What's wrong with this little program? I cannot get the correct answer. I just use m[1][1] to test but it's always 0!
#include <stdio.h>
#include <stdlib.h>
#include <string.h>
int main()
{
int **m;
m = new int*[5];
for( int i = 0 ; i < 5; i++ )
{
m[i] = new int[5];
memset(m[i],1,sizeof(int)*5);
}
printf("%f",*(*(m+1)+1));
return 0;
}
This is "not C++". Yes, it's a C++ code, but it isn't using reasonable C++ idioms -- you're mixing C-style memset and pointer chasing with operator new (which is the only C++ feature you hapen to use). I will therefore assume that you have a reason to use code like that. If you don't have that, seriously consider using some STL class like a vector and avoid pointer manipulation.

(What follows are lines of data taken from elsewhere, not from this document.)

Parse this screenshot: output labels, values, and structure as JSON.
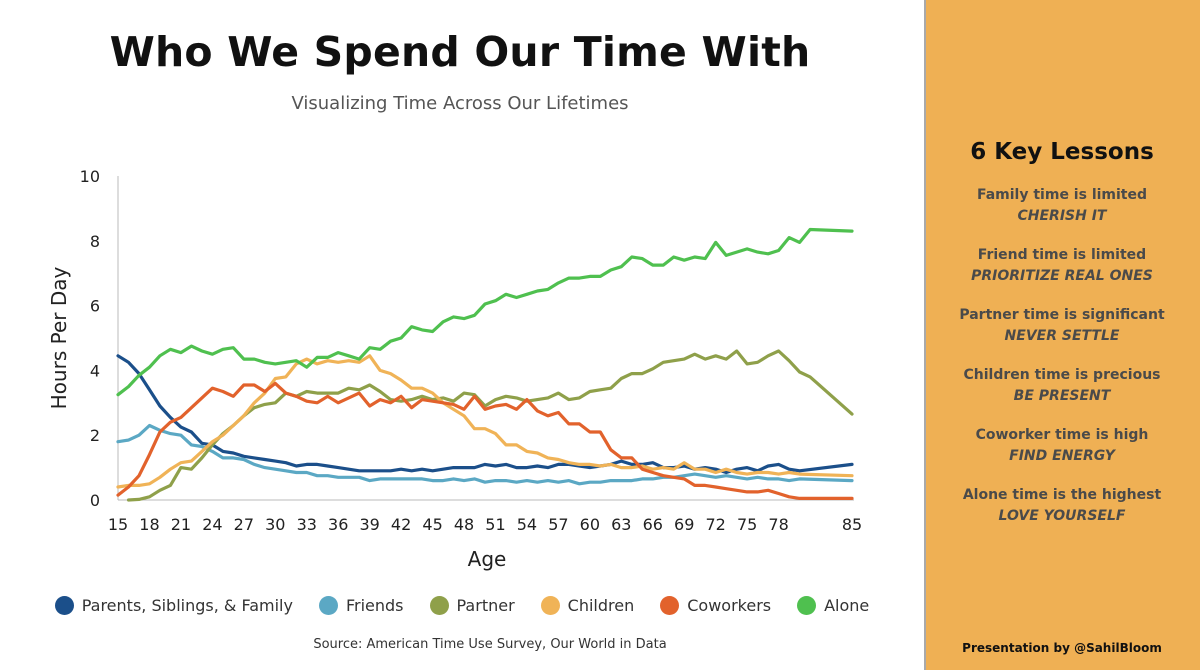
{
  "title": "Who We Spend Our Time With",
  "subtitle": "Visualizing Time Across Our Lifetimes",
  "source": "Source: American Time Use Survey, Our World in Data",
  "panel": {
    "title": "6 Key Lessons",
    "lessons": [
      {
        "text": "Family time is limited",
        "action": "CHERISH IT"
      },
      {
        "text": "Friend time is limited",
        "action": "PRIORITIZE REAL ONES"
      },
      {
        "text": "Partner time is significant",
        "action": "NEVER SETTLE"
      },
      {
        "text": "Children time is precious",
        "action": "BE PRESENT"
      },
      {
        "text": "Coworker time is high",
        "action": "FIND ENERGY"
      },
      {
        "text": "Alone time is the highest",
        "action": "LOVE YOURSELF"
      }
    ],
    "credit": "Presentation by @SahilBloom",
    "background": "#efb054"
  },
  "chart_data": {
    "type": "line",
    "xlabel": "Age",
    "ylabel": "Hours Per Day",
    "xlim": [
      15,
      85
    ],
    "ylim": [
      0,
      10
    ],
    "x_ticks": [
      15,
      18,
      21,
      24,
      27,
      30,
      33,
      36,
      39,
      42,
      45,
      48,
      51,
      54,
      57,
      60,
      63,
      66,
      69,
      72,
      75,
      78,
      85
    ],
    "y_ticks": [
      0,
      2,
      4,
      6,
      8,
      10
    ],
    "legend_position": "bottom",
    "series": [
      {
        "name": "Parents, Siblings, & Family",
        "color": "#1b4f8a",
        "x": [
          15,
          16,
          17,
          18,
          19,
          20,
          21,
          22,
          23,
          24,
          25,
          26,
          27,
          28,
          29,
          30,
          31,
          32,
          33,
          34,
          35,
          36,
          37,
          38,
          39,
          40,
          41,
          42,
          43,
          44,
          45,
          46,
          47,
          48,
          49,
          50,
          51,
          52,
          53,
          54,
          55,
          56,
          57,
          58,
          59,
          60,
          61,
          62,
          63,
          64,
          65,
          66,
          67,
          68,
          69,
          70,
          71,
          72,
          73,
          74,
          75,
          76,
          77,
          78,
          79,
          80,
          85
        ],
        "values": [
          4.45,
          4.25,
          3.9,
          3.4,
          2.9,
          2.55,
          2.25,
          2.1,
          1.75,
          1.7,
          1.5,
          1.45,
          1.35,
          1.3,
          1.25,
          1.2,
          1.15,
          1.05,
          1.1,
          1.1,
          1.05,
          1.0,
          0.95,
          0.9,
          0.9,
          0.9,
          0.9,
          0.95,
          0.9,
          0.95,
          0.9,
          0.95,
          1.0,
          1.0,
          1.0,
          1.1,
          1.05,
          1.1,
          1.0,
          1.0,
          1.05,
          1.0,
          1.1,
          1.1,
          1.05,
          1.0,
          1.05,
          1.1,
          1.2,
          1.1,
          1.1,
          1.15,
          1.0,
          1.0,
          1.05,
          0.95,
          1.0,
          0.95,
          0.85,
          0.95,
          1.0,
          0.9,
          1.05,
          1.1,
          0.95,
          0.9,
          1.1
        ]
      },
      {
        "name": "Friends",
        "color": "#5ba8c4",
        "x": [
          15,
          16,
          17,
          18,
          19,
          20,
          21,
          22,
          23,
          24,
          25,
          26,
          27,
          28,
          29,
          30,
          31,
          32,
          33,
          34,
          35,
          36,
          37,
          38,
          39,
          40,
          41,
          42,
          43,
          44,
          45,
          46,
          47,
          48,
          49,
          50,
          51,
          52,
          53,
          54,
          55,
          56,
          57,
          58,
          59,
          60,
          61,
          62,
          63,
          64,
          65,
          66,
          67,
          68,
          69,
          70,
          71,
          72,
          73,
          74,
          75,
          76,
          77,
          78,
          79,
          80,
          85
        ],
        "values": [
          1.8,
          1.85,
          2.0,
          2.3,
          2.15,
          2.05,
          2.0,
          1.7,
          1.65,
          1.5,
          1.3,
          1.3,
          1.25,
          1.1,
          1.0,
          0.95,
          0.9,
          0.85,
          0.85,
          0.75,
          0.75,
          0.7,
          0.7,
          0.7,
          0.6,
          0.65,
          0.65,
          0.65,
          0.65,
          0.65,
          0.6,
          0.6,
          0.65,
          0.6,
          0.65,
          0.55,
          0.6,
          0.6,
          0.55,
          0.6,
          0.55,
          0.6,
          0.55,
          0.6,
          0.5,
          0.55,
          0.55,
          0.6,
          0.6,
          0.6,
          0.65,
          0.65,
          0.7,
          0.7,
          0.75,
          0.8,
          0.75,
          0.7,
          0.75,
          0.7,
          0.65,
          0.7,
          0.65,
          0.65,
          0.6,
          0.65,
          0.6
        ]
      },
      {
        "name": "Partner",
        "color": "#8fa04a",
        "x": [
          16,
          17,
          18,
          19,
          20,
          21,
          22,
          23,
          24,
          25,
          26,
          27,
          28,
          29,
          30,
          31,
          32,
          33,
          34,
          35,
          36,
          37,
          38,
          39,
          40,
          41,
          42,
          43,
          44,
          45,
          46,
          47,
          48,
          49,
          50,
          51,
          52,
          53,
          54,
          55,
          56,
          57,
          58,
          59,
          60,
          61,
          62,
          63,
          64,
          65,
          66,
          67,
          68,
          69,
          70,
          71,
          72,
          73,
          74,
          75,
          76,
          77,
          78,
          79,
          80,
          81,
          85
        ],
        "values": [
          0.0,
          0.02,
          0.1,
          0.3,
          0.45,
          1.0,
          0.95,
          1.3,
          1.7,
          2.05,
          2.3,
          2.6,
          2.85,
          2.95,
          3.0,
          3.3,
          3.2,
          3.35,
          3.3,
          3.3,
          3.3,
          3.45,
          3.4,
          3.55,
          3.35,
          3.1,
          3.05,
          3.1,
          3.2,
          3.1,
          3.15,
          3.05,
          3.3,
          3.25,
          2.9,
          3.1,
          3.2,
          3.15,
          3.05,
          3.1,
          3.15,
          3.3,
          3.1,
          3.15,
          3.35,
          3.4,
          3.45,
          3.75,
          3.9,
          3.9,
          4.05,
          4.25,
          4.3,
          4.35,
          4.5,
          4.35,
          4.45,
          4.35,
          4.6,
          4.2,
          4.25,
          4.45,
          4.6,
          4.3,
          3.95,
          3.8,
          2.65
        ]
      },
      {
        "name": "Children",
        "color": "#f0b357",
        "x": [
          15,
          16,
          17,
          18,
          19,
          20,
          21,
          22,
          23,
          24,
          25,
          26,
          27,
          28,
          29,
          30,
          31,
          32,
          33,
          34,
          35,
          36,
          37,
          38,
          39,
          40,
          41,
          42,
          43,
          44,
          45,
          46,
          47,
          48,
          49,
          50,
          51,
          52,
          53,
          54,
          55,
          56,
          57,
          58,
          59,
          60,
          61,
          62,
          63,
          64,
          65,
          66,
          67,
          68,
          69,
          70,
          71,
          72,
          73,
          74,
          75,
          76,
          77,
          78,
          79,
          80,
          85
        ],
        "values": [
          0.4,
          0.45,
          0.45,
          0.5,
          0.7,
          0.95,
          1.15,
          1.2,
          1.5,
          1.8,
          2.0,
          2.3,
          2.6,
          3.0,
          3.3,
          3.75,
          3.8,
          4.2,
          4.35,
          4.2,
          4.3,
          4.25,
          4.3,
          4.25,
          4.45,
          4.0,
          3.9,
          3.7,
          3.45,
          3.45,
          3.3,
          3.0,
          2.8,
          2.6,
          2.2,
          2.2,
          2.05,
          1.7,
          1.7,
          1.5,
          1.45,
          1.3,
          1.25,
          1.15,
          1.1,
          1.1,
          1.05,
          1.1,
          1.0,
          1.0,
          1.05,
          0.95,
          1.0,
          0.95,
          1.15,
          0.95,
          0.95,
          0.85,
          0.95,
          0.85,
          0.8,
          0.85,
          0.85,
          0.8,
          0.85,
          0.8,
          0.75
        ]
      },
      {
        "name": "Coworkers",
        "color": "#e2622c",
        "x": [
          15,
          16,
          17,
          18,
          19,
          20,
          21,
          22,
          23,
          24,
          25,
          26,
          27,
          28,
          29,
          30,
          31,
          32,
          33,
          34,
          35,
          36,
          37,
          38,
          39,
          40,
          41,
          42,
          43,
          44,
          45,
          46,
          47,
          48,
          49,
          50,
          51,
          52,
          53,
          54,
          55,
          56,
          57,
          58,
          59,
          60,
          61,
          62,
          63,
          64,
          65,
          66,
          67,
          68,
          69,
          70,
          71,
          72,
          73,
          74,
          75,
          76,
          77,
          78,
          79,
          80,
          85
        ],
        "values": [
          0.15,
          0.4,
          0.75,
          1.4,
          2.1,
          2.4,
          2.55,
          2.85,
          3.15,
          3.45,
          3.35,
          3.2,
          3.55,
          3.55,
          3.35,
          3.6,
          3.3,
          3.2,
          3.05,
          3.0,
          3.2,
          3.0,
          3.15,
          3.3,
          2.9,
          3.1,
          3.0,
          3.2,
          2.85,
          3.1,
          3.05,
          3.0,
          2.95,
          2.8,
          3.2,
          2.8,
          2.9,
          2.95,
          2.8,
          3.1,
          2.75,
          2.6,
          2.7,
          2.35,
          2.35,
          2.1,
          2.1,
          1.55,
          1.3,
          1.3,
          0.95,
          0.85,
          0.75,
          0.7,
          0.65,
          0.45,
          0.45,
          0.4,
          0.35,
          0.3,
          0.25,
          0.25,
          0.3,
          0.2,
          0.1,
          0.05,
          0.05
        ]
      },
      {
        "name": "Alone",
        "color": "#4fc04f",
        "x": [
          15,
          16,
          17,
          18,
          19,
          20,
          21,
          22,
          23,
          24,
          25,
          26,
          27,
          28,
          29,
          30,
          31,
          32,
          33,
          34,
          35,
          36,
          37,
          38,
          39,
          40,
          41,
          42,
          43,
          44,
          45,
          46,
          47,
          48,
          49,
          50,
          51,
          52,
          53,
          54,
          55,
          56,
          57,
          58,
          59,
          60,
          61,
          62,
          63,
          64,
          65,
          66,
          67,
          68,
          69,
          70,
          71,
          72,
          73,
          74,
          75,
          76,
          77,
          78,
          79,
          80,
          81,
          85
        ],
        "values": [
          3.25,
          3.5,
          3.85,
          4.1,
          4.45,
          4.65,
          4.55,
          4.75,
          4.6,
          4.5,
          4.65,
          4.7,
          4.35,
          4.35,
          4.25,
          4.2,
          4.25,
          4.3,
          4.1,
          4.4,
          4.4,
          4.55,
          4.45,
          4.35,
          4.7,
          4.65,
          4.9,
          5.0,
          5.35,
          5.25,
          5.2,
          5.5,
          5.65,
          5.6,
          5.7,
          6.05,
          6.15,
          6.35,
          6.25,
          6.35,
          6.45,
          6.5,
          6.7,
          6.85,
          6.85,
          6.9,
          6.9,
          7.1,
          7.2,
          7.5,
          7.45,
          7.25,
          7.25,
          7.5,
          7.4,
          7.5,
          7.45,
          7.95,
          7.55,
          7.65,
          7.75,
          7.65,
          7.6,
          7.7,
          8.1,
          7.95,
          8.35,
          8.3
        ]
      }
    ]
  }
}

If you used a reasonable compiler and added reasonable warnings, you would get the error immediately:
$ g++ -Wall pwn.cpp
pwn.cpp: In function ‘int main()’:
pwn.cpp:14:28: warning: format ‘%f’ expects argument of type ‘double’, but argument 2 has type ‘int’ [-Wformat]
The correct argument to printf for printing ints is %d. How does it look after changing that?
$ ./a.out
16843009
How come it doesn't print 1? The memset function sets memory, it does not initialize integers. And indeed, 0x01010101 == 16843009. This is not portable and very likely not what you want to do. Just don't do this, seriously.
for (int i = 0; i < 5; i++) is invalid in C, because you can't declare i there.
int i inside the for loop) is actually valid C99 code. You are right in that this was not allowed in earlier versions of the C standard, thanks for pointing that out. References: gcc says error: ‘for’ loop initial declarations are only allowed in C99 mode and note: use option -std=c99 or -std=gnu99 to compile your code.